12.21.2006

HH Com 271 (268)

Where were you on the night of December 30th, 1999?

My narrator was under a palm thatch roof in an open-air beach bar in Costa Rica, drinking Pilsens with two-dozen of his newest, closest friends. The bartender had cranked up the stereo for an extended Dead jam and forgot to turn it down. As a small TV silently flashed images of anonymous crowds at millennium celebrations he thought about how much he loved the beach.

His love affair had started when he was teenager in California in the early ‘60s and continued after he sold his computer business and moved to Kauai. Then his wife developed island fever and demanded Xanax and a return to the mainland. Boy gets beach, boy loses beach and now he was back at a tropical beach party on the Pacific. In all of human history few had ever been lucky enough to enjoy life like this.

So why did he have a sense of foreboding? He looked out into the darkness across the bay toward the Osa Peninsula, the most biologically diverse place on earth, where Dr. Hoang had given him the bad news. The planet was slowly cooking. Future generations would soon be cast out of this paradise and condemned to live lives of brute survival. “It’s the End of the World (as we know it)” is my 119,000 word comic social novel and I’m seeking representation.


I'm seeking sunscreen.

This isn't a hook, it's a query letter filled with backstory.

Boy finds beach, boy loses beach is damn funny but it's not going to save you from the dreaded start over.

If the conflict is global warning, don't start over: stop. You can't have a novel about global warming. You can have a novel with characters who CARE about global warming but global warming is neither a character nor a plot.

And if the problem is global warming..what's he doing to do? Become Al Gore?

This doesn't work. Start over.

12 comments:

wavybrains said...

I love the idea of a comic novel about global warming. Then again, I'm also one of the few who actually liked "An Inconvienent Truth." I think you might have something here if you keep the humor high and add some madcap plot elements to keep it from being commentary.

Anonymous said...

Weren't most of the celebrations of the new millennium held on Dec. 31st? New Year's Eve? Even though the true new millennium didn't start til 2001?

Michele said...

Does global warming cause any of the characters to make a major change in their lives?

For example: When global warming raises the ocean level, New York sinks beneath the waves. Miss Snark and Killer Yapp have found shelter on a cruise ship headed for the Carribean. Unfortunately, so has Dr. Doom.

Lisa McMann said...

Thirty days has September,
April, June, and November.
All the rest have thirty-one,
(except February, blah blah blah).

Sometimes it's the little things. I assume the author means Dec 31.

thraesja said...

I think if you take the line presumably written by Miss Snark, and tack it on to the end of your query, it's damn funny.
"It’s the End of the World (as we know it)” is my 119,000 word comic social novel and I’m seeking representation.
I'm also seeking suncreen.
Sincerely,
Author #271.


Anyway, I think less backstory and more examples of the comidic kind would be good. Find the bad guy. Make him George Bush, Big Oil CEOs, or farmers with too many farting cows, but make one.
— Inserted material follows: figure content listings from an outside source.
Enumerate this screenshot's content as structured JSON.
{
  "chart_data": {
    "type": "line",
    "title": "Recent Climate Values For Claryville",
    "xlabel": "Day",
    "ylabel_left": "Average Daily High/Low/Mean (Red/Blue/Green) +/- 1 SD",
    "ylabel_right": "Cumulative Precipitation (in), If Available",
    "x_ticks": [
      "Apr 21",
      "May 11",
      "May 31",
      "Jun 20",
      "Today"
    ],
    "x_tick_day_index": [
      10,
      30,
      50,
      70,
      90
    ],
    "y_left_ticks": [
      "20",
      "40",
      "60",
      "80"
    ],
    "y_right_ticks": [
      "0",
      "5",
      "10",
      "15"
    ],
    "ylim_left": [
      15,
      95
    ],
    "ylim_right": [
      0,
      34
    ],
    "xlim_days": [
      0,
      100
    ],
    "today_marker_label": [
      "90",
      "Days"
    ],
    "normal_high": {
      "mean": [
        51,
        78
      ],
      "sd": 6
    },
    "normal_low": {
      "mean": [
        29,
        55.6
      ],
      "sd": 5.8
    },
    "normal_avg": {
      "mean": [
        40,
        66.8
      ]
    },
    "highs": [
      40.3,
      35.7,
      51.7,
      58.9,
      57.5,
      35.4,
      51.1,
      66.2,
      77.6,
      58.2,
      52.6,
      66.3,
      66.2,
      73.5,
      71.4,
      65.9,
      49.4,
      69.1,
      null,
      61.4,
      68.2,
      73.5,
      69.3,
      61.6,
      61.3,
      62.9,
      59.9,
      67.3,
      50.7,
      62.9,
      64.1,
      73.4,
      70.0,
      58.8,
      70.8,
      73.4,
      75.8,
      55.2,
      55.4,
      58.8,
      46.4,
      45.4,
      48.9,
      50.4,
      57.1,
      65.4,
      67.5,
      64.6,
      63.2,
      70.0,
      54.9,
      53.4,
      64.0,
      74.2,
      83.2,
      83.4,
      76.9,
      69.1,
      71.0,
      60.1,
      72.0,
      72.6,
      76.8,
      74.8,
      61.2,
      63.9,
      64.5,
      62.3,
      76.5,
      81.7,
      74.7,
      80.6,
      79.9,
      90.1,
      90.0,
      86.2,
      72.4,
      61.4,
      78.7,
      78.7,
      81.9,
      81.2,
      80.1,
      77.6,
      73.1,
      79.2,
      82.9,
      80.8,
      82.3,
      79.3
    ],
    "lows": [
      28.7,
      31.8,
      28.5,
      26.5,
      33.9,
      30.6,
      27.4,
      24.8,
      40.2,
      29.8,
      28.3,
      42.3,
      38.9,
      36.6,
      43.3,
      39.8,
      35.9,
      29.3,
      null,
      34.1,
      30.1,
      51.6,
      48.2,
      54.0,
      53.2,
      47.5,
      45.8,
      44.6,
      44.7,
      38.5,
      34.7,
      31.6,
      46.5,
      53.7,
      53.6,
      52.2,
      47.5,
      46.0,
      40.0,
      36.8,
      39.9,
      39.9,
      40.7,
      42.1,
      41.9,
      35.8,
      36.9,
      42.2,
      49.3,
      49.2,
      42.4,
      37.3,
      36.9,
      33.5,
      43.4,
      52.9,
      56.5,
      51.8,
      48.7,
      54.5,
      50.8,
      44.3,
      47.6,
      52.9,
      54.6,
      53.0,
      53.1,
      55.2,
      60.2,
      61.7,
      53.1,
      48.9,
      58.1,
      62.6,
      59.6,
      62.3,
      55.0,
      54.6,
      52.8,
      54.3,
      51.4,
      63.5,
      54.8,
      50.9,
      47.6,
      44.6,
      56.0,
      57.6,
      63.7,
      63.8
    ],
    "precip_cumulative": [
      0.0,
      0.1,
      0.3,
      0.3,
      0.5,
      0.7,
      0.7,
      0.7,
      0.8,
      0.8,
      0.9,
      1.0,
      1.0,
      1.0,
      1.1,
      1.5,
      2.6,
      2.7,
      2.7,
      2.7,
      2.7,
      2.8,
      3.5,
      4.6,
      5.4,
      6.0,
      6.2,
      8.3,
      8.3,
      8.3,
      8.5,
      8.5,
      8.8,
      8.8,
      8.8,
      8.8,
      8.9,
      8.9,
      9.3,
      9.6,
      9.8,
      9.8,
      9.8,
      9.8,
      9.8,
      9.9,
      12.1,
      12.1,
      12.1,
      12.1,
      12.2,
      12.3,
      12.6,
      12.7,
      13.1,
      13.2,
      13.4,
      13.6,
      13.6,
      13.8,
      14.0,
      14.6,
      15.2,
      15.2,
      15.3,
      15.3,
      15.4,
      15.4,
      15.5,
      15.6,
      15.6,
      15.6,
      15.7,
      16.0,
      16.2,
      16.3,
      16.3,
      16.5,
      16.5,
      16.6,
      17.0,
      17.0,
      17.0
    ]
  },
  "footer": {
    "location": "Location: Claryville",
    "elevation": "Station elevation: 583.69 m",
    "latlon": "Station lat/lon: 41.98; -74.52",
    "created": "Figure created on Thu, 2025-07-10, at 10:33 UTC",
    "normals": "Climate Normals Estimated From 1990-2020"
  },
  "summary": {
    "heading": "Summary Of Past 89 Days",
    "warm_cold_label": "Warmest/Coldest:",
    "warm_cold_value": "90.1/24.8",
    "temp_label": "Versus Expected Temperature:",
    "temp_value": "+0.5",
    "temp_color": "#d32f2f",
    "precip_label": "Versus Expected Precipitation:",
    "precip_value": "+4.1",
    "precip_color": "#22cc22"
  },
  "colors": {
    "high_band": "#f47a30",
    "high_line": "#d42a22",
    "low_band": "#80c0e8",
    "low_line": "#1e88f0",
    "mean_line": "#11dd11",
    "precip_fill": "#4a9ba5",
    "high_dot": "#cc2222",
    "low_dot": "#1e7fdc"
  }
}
Best of luck. If you can write a funny book that people want to read on this topic, that'd be great.

Anonymous said...

Oh, I took the hook the wrong way. I thought the scientist had told him the meltdown was coming but that the guy would turn out to be wrong and this guy in the hammock blew all his money etc..., thinking the end of the world was near. Guess the hook should be clarified a bit.

Anonymous said...

You...mean December 31, right?

Anonymous said...

despite an inadequate hook, this writer has a comic style i'd like to read more of.

Wabi Sabi said...

I wanted to read this.

Agree with MS that issues can't replace characters but I'm sure you could work on the characters so it becomes plot-driven AND you make us care about global warming all at the same time.

We're so used to conservationists banging on about global warming and that may (or may not) appeal to our heads, but writers and other arty types now have the opportunity to get the message across by appealing to people's hearts.

Hope you persevere with this.

xiqay said...

I like the island-loving boy.

(I've got 22 years of living on a remote tropical island--guess I relate).

good luck.

Anonymous said...

The title of the book is also the title of a fairly well known R.E.M song. Instead of whatever you're trying to envoke, I'm now thinking of R.E.M and bands from Athens, Georgia and wondering what I've done with all my B-52's albums.

Anonymous said...

There's a Gen-X trend of naming books after 80s songs. See Douglas Coupland, Girlfriend in a Coma, and I think somebody also wrote a book called Life During Wartime. Anyway, I'm that demographic, so I don't mind.